Playing its first game under new coach Urban Meyer, BG pushed its Big 12 opponent around all night, and if it was not for nine penalties and some serious place-kicking problems, the Falcons likely would have turned around that two-touchdown spot and laid it on their hosts.

“On the line, we couldn't move the ball,” Missouri center A.J. Ricker said. “I don't feel like we prepared like we were playing Nebraska. We took Bowling Green lightly, and you can see what happened.”

BG pounded out 342 yards of offense, including 194 on the ground. On defense, the Falcons held Missouri to just 76 rushing yards in 28 attempts. Missouri's offensive line started four seniors - and BG just pushed them around.

Missouri coach Gary Pinkel, who took over in Columbia this year after 10 seasons at the University of Toledo, was not buying the favorite tag his team wore into the game.

“I don't believe in upsets,” Pinkel said. “They outplayed us.”

BG's offensive line featured two players - guards Andrew Hart and Scott Mruczkowski - who were taking part in their first college game.
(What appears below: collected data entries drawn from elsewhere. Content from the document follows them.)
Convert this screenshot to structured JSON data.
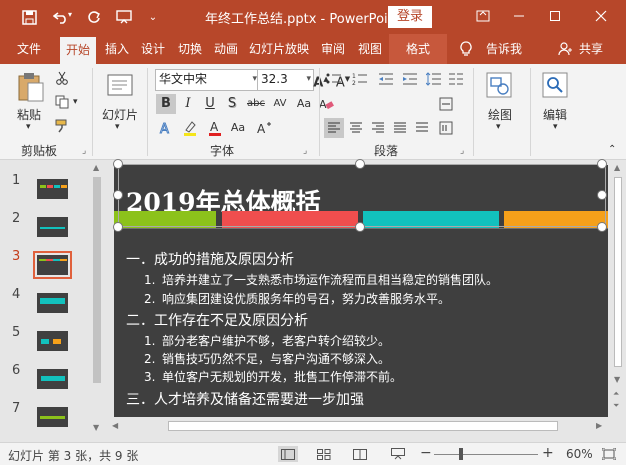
{
  "titlebar": {
    "doc_title": "年终工作总结.pptx  -  PowerPoint",
    "login": "登录",
    "qat_icons": [
      "save-icon",
      "undo-icon",
      "redo-icon",
      "start-slideshow-icon",
      "customize-qat-icon"
    ],
    "window_icons": [
      "ribbon-display-icon",
      "minimize-icon",
      "maximize-icon",
      "close-icon"
    ]
  },
  "tabs": {
    "file": "文件",
    "home": "开始",
    "insert": "插入",
    "design": "设计",
    "transitions": "切换",
    "animations": "动画",
    "slideshow": "幻灯片放映",
    "review": "审阅",
    "view": "视图",
    "format": "格式",
    "tellme": "告诉我",
    "share": "共享"
  },
  "ribbon": {
    "clipboard": {
      "label": "剪贴板",
      "paste": "粘贴"
    },
    "slides": {
      "new_slide": "幻灯片"
    },
    "font": {
      "label": "字体",
      "font_name": "华文中宋",
      "font_size": "32.3",
      "bold": "B",
      "italic": "I",
      "underline": "U",
      "shadow": "S",
      "strike": "abc",
      "spacing": "AV",
      "case": "Aa",
      "clear": "A"
    },
    "paragraph": {
      "label": "段落"
    },
    "drawing": {
      "label": "绘图"
    },
    "editing": {
      "label": "编辑"
    }
  },
  "thumbnails": {
    "numbers": [
      "1",
      "2",
      "3",
      "4",
      "5",
      "6",
      "7"
    ],
    "selected": "3"
  },
  "slide": {
    "title": "2019年总体概括",
    "stripe_colors": [
      "#8cc21b",
      "#f04e4e",
      "#12c1bd",
      "#f5a01a"
    ],
    "sections": [
      {
        "heading": "一．成功的措施及原因分析",
        "items": [
          {
            "n": "1.",
            "text": "培养并建立了一支熟悉市场运作流程而且相当稳定的销售团队。"
          },
          {
            "n": "2.",
            "text": "响应集团建设优质服务年的号召，努力改善服务水平。"
          }
        ]
      },
      {
        "heading": "二．工作存在不足及原因分析",
        "items": [
          {
            "n": "1.",
            "text": "部分老客户维护不够，老客户转介绍较少。"
          },
          {
            "n": "2.",
            "text": "销售技巧仍然不足，与客户沟通不够深入。"
          },
          {
            "n": "3.",
            "text": "单位客户无规划的开发，批售工作停滞不前。"
          }
        ]
      },
      {
        "heading": "三．人才培养及储备还需要进一步加强",
        "items": []
      }
    ]
  },
  "statusbar": {
    "text": "幻灯片 第 3 张，共 9 张",
    "zoom": "60%",
    "zoom_minus": "−",
    "zoom_plus": "+"
  },
  "colors": {
    "accent": "#b7472a",
    "slide_bg": "#3f3f3f",
    "selected_thumb": "#e0603c"
  }
}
Senior captain Malcolm Robinson anchored the group at one tackle, with junior Dennis Wendel at the other tackle and junior Jon Mazur at center.

That quintet paved the way for a rushing game that was superior to anything BG accomplished all of last season when it was at the bottom of the Mid-American Conference in productivity.

“If you watched this team last year, it was a team that finished last (in the conference) in total offense,” Meyer said. “They're facing a Big 12 team, and when it came down to it, we could run the ball. I don't know if we threw the ball very well, but we ran the ball.”

And ran it well, indeed. The Falcons put together two 80-yard touchdown drives against Missouri, their new spread-out, shotgun offense humming along with precision. It was nothing too fancy, but it blended the pass in often enough to keep Missouri guessing, and it worked. Andy Sahm threw a five-yard touchdown pass to David Bautista for BG's first score, and Missouri never got to the BG quarterbacks, who were sacked 51 times last season.

“Sometimes (the holes) weren't there,” said junior tailback Joe Alls, who scored the winning touchdown on a two-yard run with 3:40 to play. “But our scheme is just to keep pounding and pounding and it's going to open up, and that's exactly what it did. So the key was for me to continue to just run hard.”

Alls had 107 rushing yards on the night, including a 31-yard scamper on a third-and-one play from the Missouri 43 with about 11 minutes left in the game and BG trailing 13-7. That run set the Falcons up at the Tigers' 12, and John Gibson hammered into the end zone two plays later to tie the game 13-13.

Alls, who never came close to a 100-yard game last season, tipped his hat to that offensive front that carried BG to two fourth-quarter TD drives that made the difference.

Alls, who heard the “Big 12 rejects” taunts from the Missouri crowd when Bowling Green took the field, said the official line meant nothing to the Falcons.

“I think this win gives a lot of respect to the MAC,” Alls said. “I think it shows that the MAC is not a weak conference.”